170 étudiants algériens retenus pour des études en France

R. N., Le Quotidien d’Oran, 27 juillet 2015

Près de 170 étudiants algériens ont été retenus pour poursuivre leurs études en France à la rentrée prochaine. Ils seront reçus, aujourd’hui à 19h, par l’ambassadeur de France à Alger, M. Bernard Emié.
 
Selon un communiqué de l’ambassade de France, c’est «la première fois», que «les meilleurs étudiants de Campus France Alger seront reçus personnellement par l’ambassadeur de France dans le cadre d’une rencontre à l’occasion d’une réception à la Résidence de France». Concernant le choix de ces candidats par «Campus France Alger», le communiqué indique qu’ils «se sont distingués par leur niveau académique acquis en Algérie, la qualité de leur projet d’étude en France et leur projet professionnel».
 
Les 170 étudiants retenus «ont obtenu avec succès une pré-inscription dans un établissement d’enseignement supérieur français, principalement en master et doctorat, dans le cadre d’un complément d’une formation initiale acquise en Algérie ou d’une spécialisation», indique-t-on également.
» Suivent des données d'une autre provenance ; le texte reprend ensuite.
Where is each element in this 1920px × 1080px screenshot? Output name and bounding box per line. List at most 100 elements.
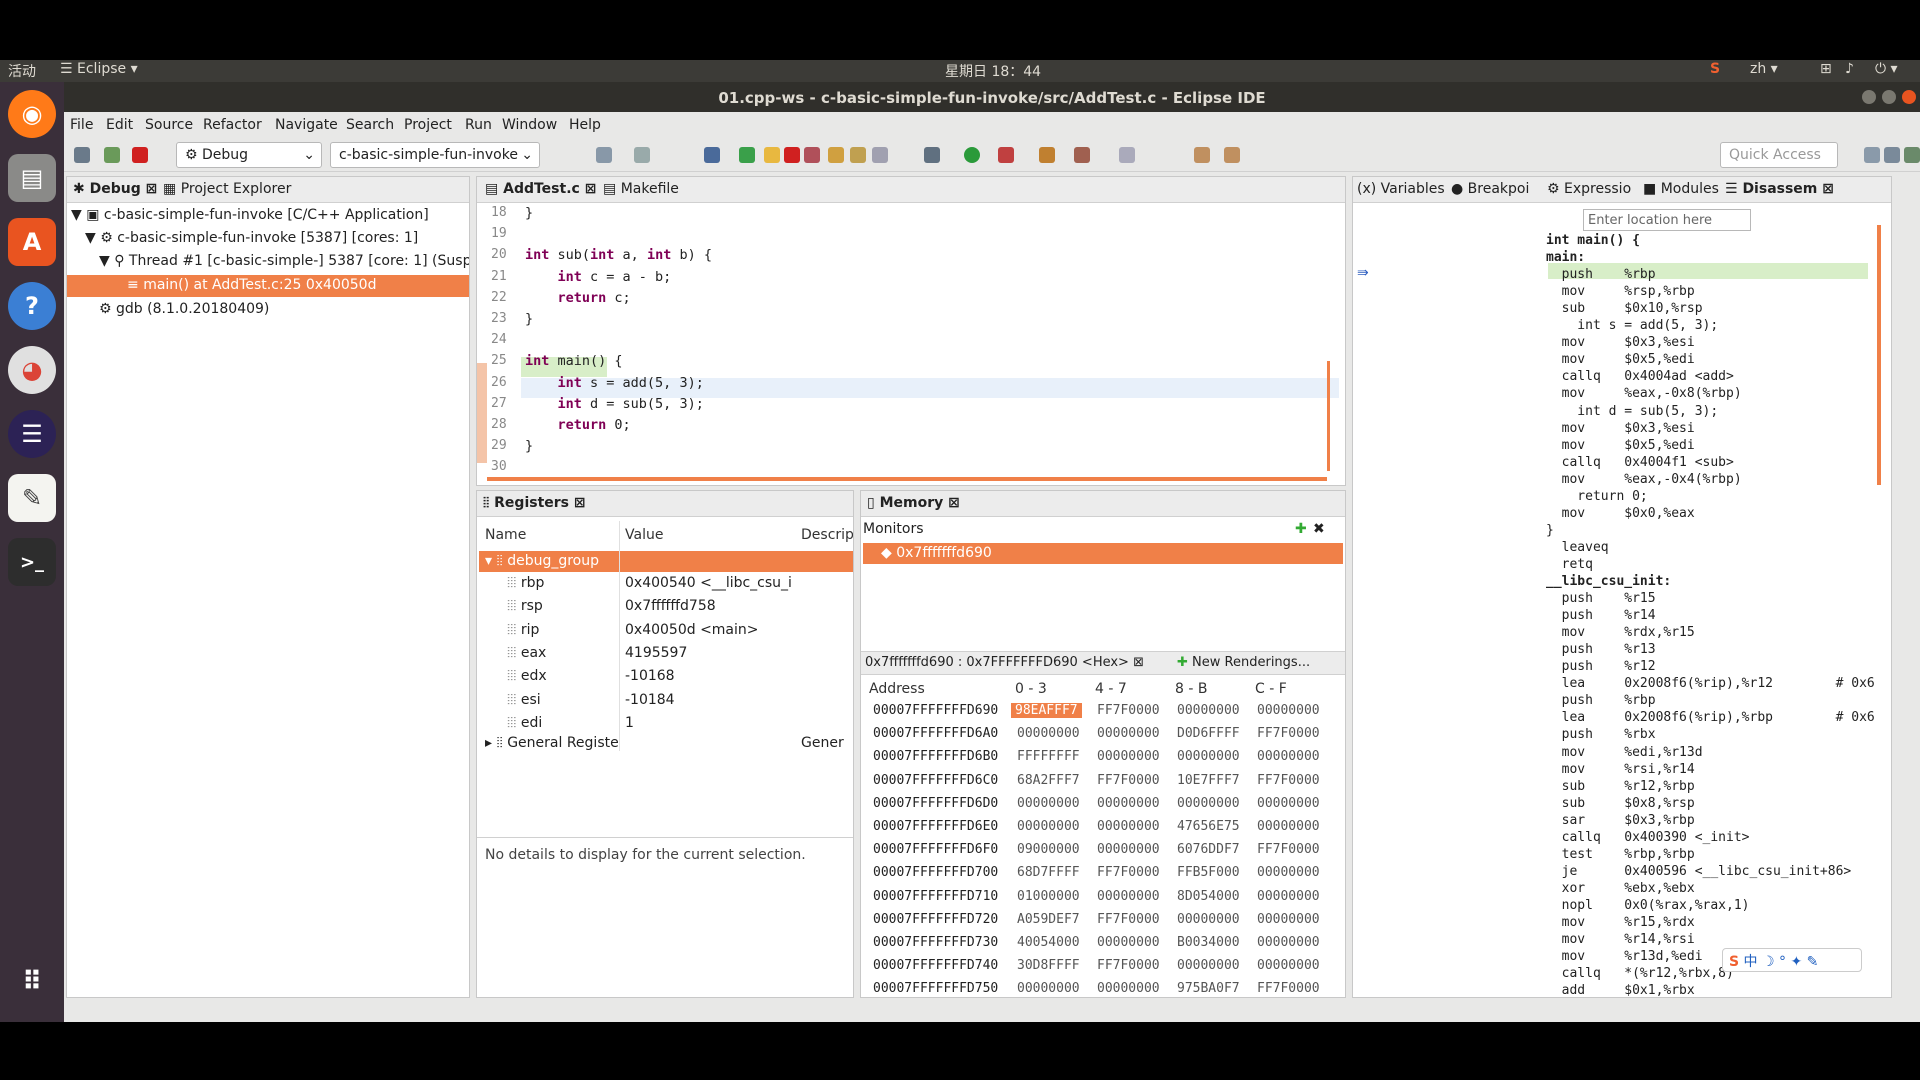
disassembly-line[interactable]: callq 0x4004ad <add>	[1546, 369, 1734, 384]
text-editor-icon[interactable]: ✎	[8, 474, 56, 522]
menu-window[interactable]: Window	[502, 117, 557, 133]
column-0-3[interactable]: 0 - 3	[1015, 681, 1047, 697]
memory-value-cell[interactable]: 10E7FFF7	[1177, 773, 1240, 788]
memory-value-cell[interactable]: 68D7FFFF	[1017, 865, 1080, 880]
memory-value-cell[interactable]: FF7F0000	[1257, 773, 1320, 788]
disassembly-line[interactable]: push %r13	[1546, 642, 1656, 657]
disassembly-line[interactable]: sar $0x3,%rbp	[1546, 813, 1695, 828]
remove-monitor-icon[interactable]: ✖	[1313, 521, 1325, 537]
memory-value-cell[interactable]: 09000000	[1017, 842, 1080, 857]
code-line[interactable]: return 0;	[525, 417, 631, 433]
files-icon[interactable]: ▤	[8, 154, 56, 202]
menu-search[interactable]: Search	[346, 117, 394, 133]
disassembly-line[interactable]: mov $0x3,%esi	[1546, 335, 1695, 350]
tab-disassembly[interactable]: ☰ Disassem ⊠	[1725, 181, 1834, 197]
tab-new-renderings[interactable]: ✚ New Renderings...	[1177, 655, 1310, 670]
terminal-icon[interactable]: >_	[8, 538, 56, 586]
menu-help[interactable]: Help	[569, 117, 601, 133]
disassembly-line[interactable]: callq 0x4004f1 <sub>	[1546, 455, 1734, 470]
step-return-icon[interactable]	[872, 147, 888, 163]
code-line[interactable]: int sub(int a, int b) {	[525, 247, 712, 263]
ime-toolbar[interactable]: S 中 ☽ ° ✦ ✎	[1722, 948, 1862, 972]
disassembly-line[interactable]: mov $0x5,%edi	[1546, 352, 1695, 367]
disassembly-line[interactable]: mov %eax,-0x8(%rbp)	[1546, 386, 1742, 401]
debug-tree-item-process[interactable]: ▼ ⚙ c-basic-simple-fun-invoke [5387] [co…	[85, 230, 418, 246]
memory-value-cell[interactable]: D0D6FFFF	[1177, 726, 1240, 741]
register-value[interactable]: -10168	[625, 668, 801, 684]
memory-value-cell[interactable]: 00000000	[1257, 958, 1320, 973]
column-4-7[interactable]: 4 - 7	[1095, 681, 1127, 697]
disassembly-line[interactable]: mov $0x3,%esi	[1546, 421, 1695, 436]
memory-value-cell[interactable]: 00000000	[1017, 726, 1080, 741]
memory-value-cell[interactable]: 00000000	[1257, 889, 1320, 904]
debug-tree-item-thread[interactable]: ▼ ⚲ Thread #1 [c-basic-simple-] 5387 [co…	[99, 253, 469, 269]
minimize-icon[interactable]	[1862, 90, 1876, 104]
memory-value-cell[interactable]: 00000000	[1097, 842, 1160, 857]
quick-access-field[interactable]: Quick Access	[1720, 142, 1838, 168]
memory-value-cell[interactable]: FF7F0000	[1097, 773, 1160, 788]
memory-value-cell[interactable]: A059DEF7	[1017, 912, 1080, 927]
build-icon[interactable]	[74, 147, 90, 163]
monitor-row[interactable]: ◆ 0x7fffffffd690	[863, 543, 1343, 564]
run-icon[interactable]	[964, 147, 980, 163]
debug-perspective-icon[interactable]	[1904, 147, 1920, 163]
menu-edit[interactable]: Edit	[106, 117, 133, 133]
memory-address-cell[interactable]: 00007FFFFFFFD720	[873, 912, 998, 927]
disassembly-line[interactable]: int s = add(5, 3);	[1546, 318, 1718, 333]
memory-value-cell[interactable]: 00000000	[1097, 889, 1160, 904]
disconnect-icon[interactable]	[804, 147, 820, 163]
tab-registers[interactable]: ⦙⦙ Registers ⊠	[483, 495, 586, 511]
memory-value-cell[interactable]: 30D8FFFF	[1017, 958, 1080, 973]
memory-value-cell[interactable]: 6076DDF7	[1177, 842, 1240, 857]
eclipse-icon[interactable]: ☰	[8, 410, 56, 458]
memory-value-cell[interactable]: 68A2FFF7	[1017, 773, 1080, 788]
disassembly-line[interactable]: callq 0x400390 <_init>	[1546, 830, 1750, 845]
forward-icon[interactable]	[1224, 147, 1240, 163]
column-name[interactable]: Name	[485, 527, 526, 543]
disassembly-line[interactable]: sub %r12,%rbp	[1546, 779, 1695, 794]
tab-makefile[interactable]: ▤ Makefile	[603, 181, 679, 197]
disassembly-line[interactable]: int d = sub(5, 3);	[1546, 404, 1718, 419]
code-line[interactable]: }	[525, 311, 533, 327]
disassembly-line[interactable]: push %r12	[1546, 659, 1656, 674]
memory-value-cell[interactable]: FF7F0000	[1257, 842, 1320, 857]
stop-icon[interactable]	[784, 147, 800, 163]
register-name[interactable]: ⦙⦙⦙ rip	[507, 622, 539, 638]
memory-value-cell[interactable]: FF7F0000	[1097, 958, 1160, 973]
memory-value-cell[interactable]: FF7F0000	[1257, 726, 1320, 741]
memory-address-cell[interactable]: 00007FFFFFFFD700	[873, 865, 998, 880]
launch-config-select[interactable]: c-basic-simple-fun-invoke ⌄	[330, 142, 540, 168]
memory-value-cell[interactable]: FF7F0000	[1097, 912, 1160, 927]
register-value[interactable]: 4195597	[625, 645, 801, 661]
tab-memory[interactable]: ▯ Memory ⊠	[867, 495, 960, 511]
memory-address-cell[interactable]: 00007FFFFFFFD710	[873, 889, 998, 904]
disassembly-line[interactable]: mov %rsp,%rbp	[1546, 284, 1695, 299]
code-line[interactable]: }	[525, 438, 533, 454]
disassembly-line[interactable]: push %rbp	[1546, 693, 1656, 708]
annotation-icon[interactable]	[1119, 147, 1135, 163]
memory-address-cell[interactable]: 00007FFFFFFFD690	[873, 703, 998, 718]
horizontal-scrollbar[interactable]	[487, 477, 1327, 481]
register-group-row[interactable]: ▾ ⦙⦙ debug_group	[479, 551, 853, 572]
memory-value-cell[interactable]: 00000000	[1177, 749, 1240, 764]
code-line[interactable]: }	[525, 205, 533, 221]
memory-value-cell[interactable]: FF7F0000	[1257, 981, 1320, 996]
memory-value-cell[interactable]: 00000000	[1017, 981, 1080, 996]
cpp-perspective-icon[interactable]	[1884, 147, 1900, 163]
power-icon[interactable]: ⏻ ▾	[1875, 61, 1898, 77]
disassembly-line[interactable]: retq	[1546, 557, 1593, 572]
memory-value-cell[interactable]: 00000000	[1177, 912, 1240, 927]
open-folder-icon[interactable]	[1039, 147, 1055, 163]
tab-project-explorer[interactable]: ▦ Project Explorer	[163, 181, 291, 197]
disassembly-line[interactable]: mov %r13d,%edi	[1546, 949, 1703, 964]
firefox-icon[interactable]: ◉	[8, 90, 56, 138]
app-menu[interactable]: ☰ Eclipse ▾	[60, 61, 138, 77]
suspend-icon[interactable]	[764, 147, 780, 163]
disassembly-line[interactable]: test %rbp,%rbp	[1546, 847, 1695, 862]
disassembly-line[interactable]: main:	[1546, 250, 1585, 265]
location-input[interactable]: Enter location here	[1583, 209, 1751, 231]
register-value[interactable]: 1	[625, 715, 801, 731]
memory-value-cell[interactable]: FF7F0000	[1097, 703, 1160, 718]
code-line[interactable]: int d = sub(5, 3);	[525, 396, 704, 412]
menu-source[interactable]: Source	[145, 117, 193, 133]
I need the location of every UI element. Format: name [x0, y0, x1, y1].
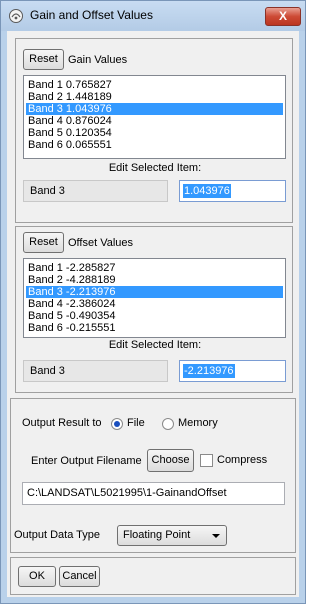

L’ambassade de France explique que «l’organisation de cette rencontre fait écho» à l’entretien de l’ambassadeur de France avec le ministre l’Enseignement supérieur et de la Recherche scientifique, M. Tahar Hadjar, qui «se sont félicités de l’importance de la coopération algéro-française dans le domaine de l’enseignement supérieur».
 
Selon la même source, «le choix de ces étudiants de poursuivre leurs études en France» s’inscrit «dans la dynamique de la relation bilatérale entre la France et l’Algérie en matière de formation et en faveur de l’employabilité des jeunes diplômés». Il est rappelé que «le nombre d’accords et de conventions signés entre les universités algériennes et françaises approche de 800 ». Quant à la coopération entre la France et l’Algérie, elle a été matérialisée par de «nombreux programmes tels que le PHC Tassili et Maghreb pour le rapprochement des laboratoires de recherche et la formation doctorale, le Réseau Mixte des Grandes Ecoles entre les écoles d’ingénieurs françaises et algériennes, le PROFAS B+ pour la formation des doctorants, les Instituts technologiques pour la formation des cadres intermédiaires des entreprises».
 
Il est également indiqué que la «France (…) est de très loin le premier pays d’accueil des étudiants en provenance d’Algérie. Leur nombre est de 23 000 et ils représentent près de 8% du total des étudiants étrangers». Et « la France consacre à l’Algérie son premier budget de coopération universitaire et de recherche : plus de 2 millions d’euros», selon le communiqué. On y apprend également qu’un «nouveau réseau social français destiné aux anciens étudiants étrangers ayant fait des études en France», dénommé «France Alumni», sera lancé prochainement en Algérie, et auquel seront conviés à s’inscrire les étudiants invités à la rencontre d’aujourd’hui.